Never a sniff of Rex Anglorum at either con. Never a sniff of the Britannia 3rd edition games at PrezCon, either.I had other games with higher priorities.
I needed some spaceship pieces to replace one of the sets I was using in Doomfleets. (Different shapes for each of four species a player controls.) I couldn’t find my plastic rocket ships (look like V2s). But I stumbled upon Star Trek Risk in the auction store at PrezCon, and was very pleased - and can replace two of the piece sets. I also bought Risk Halo and Clash of Cultures for the pieces.
Jonathan Hagmaier is a recent addition to the Britannia (and History of the World) players at PrezCon. Old enough to have a daughter in college, but not nearly as old as I am, he’s full of cheerful enthusiasm, though occasionally reminiscent of the notorious Mark Smith. This year he lost a very close Britannia final to Rick Kirchner (the most laid-back man I know), with Mark (the least laid-back) a close third. Jon arranged for the participants, plus the GM Jim Jordan, plus myself, to receive a pint glass etched with part of the Britannia cover! Thanks!

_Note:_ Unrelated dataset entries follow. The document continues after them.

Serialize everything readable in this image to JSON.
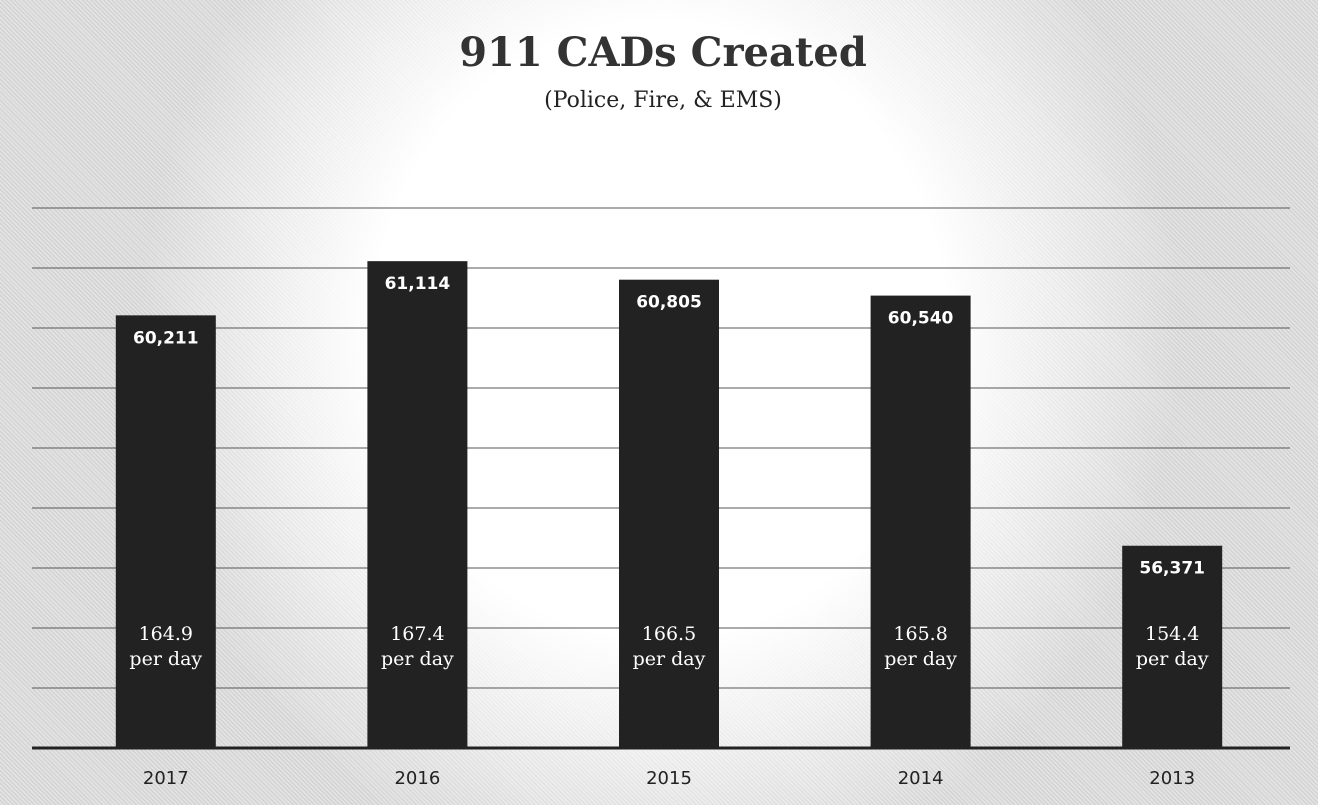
{
  "chart_data": {
    "type": "bar",
    "title": "911 CADs Created",
    "subtitle": "(Police, Fire, & EMS)",
    "categories": [
      "2017",
      "2016",
      "2015",
      "2014",
      "2013"
    ],
    "values": [
      60211,
      61114,
      60805,
      60540,
      56371
    ],
    "value_labels": [
      "60,211",
      "61,114",
      "60,805",
      "60,540",
      "56,371"
    ],
    "per_day_values": [
      "164.9",
      "167.4",
      "166.5",
      "165.8",
      "154.4"
    ],
    "per_day_unit": "per day",
    "ylim": [
      53000,
      62000
    ],
    "gridlines": true,
    "bar_color": "#222222",
    "xlabel": "",
    "ylabel": ""
  }
}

People asked me how 3rd edition Brit is going. I could only say, the three games are pretty much settled, but lots of testing for balance is required (the curse of highly asymmetrical 3 and 4 player games). And right now I’m focusing on other things, unfortunately.
PrezCon seemed less crowded than usual, but Justin has been trying to alleviate crowding for some time. The Britannia tournament had two boards in each of two heats (a bit low), and Robo-Rally (my roommate’s favorite) participation was way down. There were 50 in Smallworld, however.
I had it from Justin Thompson himself that more people were at PrezCon than anytime before, which would mean somewhere around 700. Rapier, by the way, which switched from summer to February a couple years ago, had 150; they don’t want more than 200 because the hotel won’t accommodate more.